RC: W8 D3 — Compacting SSTables
April 3, 2024So far, my LSM engine is able to flush memtables into SSTables. Since records in memtables are sorted and each memtable gives birth to one SSTable, records in each individual SSTable are sorted too. However, they are not sorted across SSTables. That is to say: if I select two SSTables, they are very likely to have overlapping records. Therefore, when searching for a given record, I would need to read all SSTables one by one (starting from the most recently-written one to the oldest one). This is what is called “read amplification”. Formally, read amplification is defined as the number of disk reads per query (as defined in the RocksDB tuning guide).
To reduce read amplification, we can perform “compaction” of the SSTables. Compaction consists in merging those files together while removing obsolete records (that have been overwritten since). Since SSTables are already sorted, we can in fact apply a regular merge-sort algorithm.

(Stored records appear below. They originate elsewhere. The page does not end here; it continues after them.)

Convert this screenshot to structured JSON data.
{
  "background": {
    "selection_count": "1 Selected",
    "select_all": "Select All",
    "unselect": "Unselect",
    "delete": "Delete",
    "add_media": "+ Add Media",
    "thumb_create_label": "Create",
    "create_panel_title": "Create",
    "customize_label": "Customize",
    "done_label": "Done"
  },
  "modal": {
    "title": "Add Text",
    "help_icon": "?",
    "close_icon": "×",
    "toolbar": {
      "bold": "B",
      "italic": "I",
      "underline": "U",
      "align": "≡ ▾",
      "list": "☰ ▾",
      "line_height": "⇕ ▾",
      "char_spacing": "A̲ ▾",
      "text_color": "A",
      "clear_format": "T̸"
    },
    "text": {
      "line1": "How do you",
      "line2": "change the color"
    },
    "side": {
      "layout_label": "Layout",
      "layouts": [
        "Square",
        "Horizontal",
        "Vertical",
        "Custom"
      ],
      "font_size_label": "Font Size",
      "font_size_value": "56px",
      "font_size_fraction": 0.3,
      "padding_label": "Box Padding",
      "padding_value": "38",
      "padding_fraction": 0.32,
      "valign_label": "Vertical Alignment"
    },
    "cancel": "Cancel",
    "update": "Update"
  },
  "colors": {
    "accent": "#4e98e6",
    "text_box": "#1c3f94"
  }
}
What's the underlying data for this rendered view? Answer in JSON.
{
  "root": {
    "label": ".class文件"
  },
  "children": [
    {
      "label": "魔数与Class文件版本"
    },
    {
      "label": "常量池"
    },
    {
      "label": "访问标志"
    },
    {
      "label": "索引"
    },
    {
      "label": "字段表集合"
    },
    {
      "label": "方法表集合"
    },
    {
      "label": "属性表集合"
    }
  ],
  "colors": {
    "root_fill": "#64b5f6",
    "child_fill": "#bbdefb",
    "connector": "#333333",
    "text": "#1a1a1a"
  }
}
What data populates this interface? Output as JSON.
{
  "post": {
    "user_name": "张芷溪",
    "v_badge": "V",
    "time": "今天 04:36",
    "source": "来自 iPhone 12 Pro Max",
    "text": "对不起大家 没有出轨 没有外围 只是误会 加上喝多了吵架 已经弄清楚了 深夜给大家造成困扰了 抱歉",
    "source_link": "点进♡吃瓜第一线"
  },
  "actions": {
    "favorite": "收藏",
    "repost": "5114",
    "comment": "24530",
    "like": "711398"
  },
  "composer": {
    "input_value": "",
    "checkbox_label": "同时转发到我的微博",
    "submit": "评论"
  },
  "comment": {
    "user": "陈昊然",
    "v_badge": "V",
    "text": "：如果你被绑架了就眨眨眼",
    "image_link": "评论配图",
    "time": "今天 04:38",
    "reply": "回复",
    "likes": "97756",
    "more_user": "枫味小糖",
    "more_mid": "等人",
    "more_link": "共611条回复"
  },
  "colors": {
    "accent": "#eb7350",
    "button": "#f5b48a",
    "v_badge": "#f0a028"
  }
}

This is efficient space-wise since, for SSTable being merged, we only need to read and store a single record in memory. In other words, the complexity in space is only \(o(n)\) (for \(n\) SSTables) instead of \(o(nm)\) if each file had \(m\) records on average and was not sorted.
Implementing this was rather straightforward: I could use the merge iterator to iterate over all records of the SSTables and rewrite them in a fully sorted order in a new set of SSTables. The only thing I needed to keep in mind was to create SSTables that don’t exceed their maximum size. Therefore, when merging \(n\) SSTables, at most \(n\) new SSTables can be generated (if all records are unique) or fewer (if some records have been rewritten), but there should never be more.
With this, two distinct levels of SSTables are emerging:
- The first level is the one corresponding to the direct flush of each immutable memtable to disk: this is “level 0”. Each distinct SSTable is sorted but overall, SSTables on this level may overlap with one another (in other words, the records are not sorted across SSTables at this level).
- The second level contains the results of the compaction of level-0 SSTables: this is “level 1”. At this level, SSTables do not overlap with one another. Therefore, when searching for a given key in this level, we only need to read one single file.
In practice, LSM engines usually have more than 2 levels (as of now, I don’t really know how the number of levels should be configured. That is something I will have to look up at some point). Though, all the other levels share the same characteristic as level 1: no SSTable overlap with another from the same level. This means that, when looking for a given record, we only need to read one single SSTable file per level, so the read amplification becomes pretty low.
There are multiple strategies for compaction (for an overview, refer to the RocksDB documentation on compaction). I decided to implement only one: “Classic Leveled” compaction, which was the one described by the original LSM-tree paper. The principle is relatively easy to understand: all SSTables of a given level are compacted and merged into a new set of SSTables positioned at the next level. Therefore, implementing this was relatively straightforward.
A more interesting matter is the way we can think about concurrency for this operation. Compacting takes a long time, since we need to 1) read all SSTables of one level, 2) iterate over all records and 3) create a new set of compacted SSTables. Therefore, it would be wise to avoid taking a lock during this time. One way to do this is to run the compaction as a side operation, and to modify the state only once the new SSTable files have been fully generated. This way, we can minimize the duration during which the lock is held by the compaction process. On the other hand, while the state is being modified (i.e. when SSTables are removed from one level and added to another one), we’d better have no interference with other processes that may change the same levels. This includes both other compaction operations and flush operations (that add SSTables to level 0). Therefore, I used the same mutex lock as for the flush operations to handle state changes due to compaction. As a side note, according to [their wiki](https://github.com/facebook/rocksdb/wiki/Leveled-Compaction, RocksDB are able to have multiple compaction operations execute concurrently, as long as they don’t apply to the same SSTables. That would definitely be better, but for my implementation, I decided only one compaction operation running at a time would be good enough for now.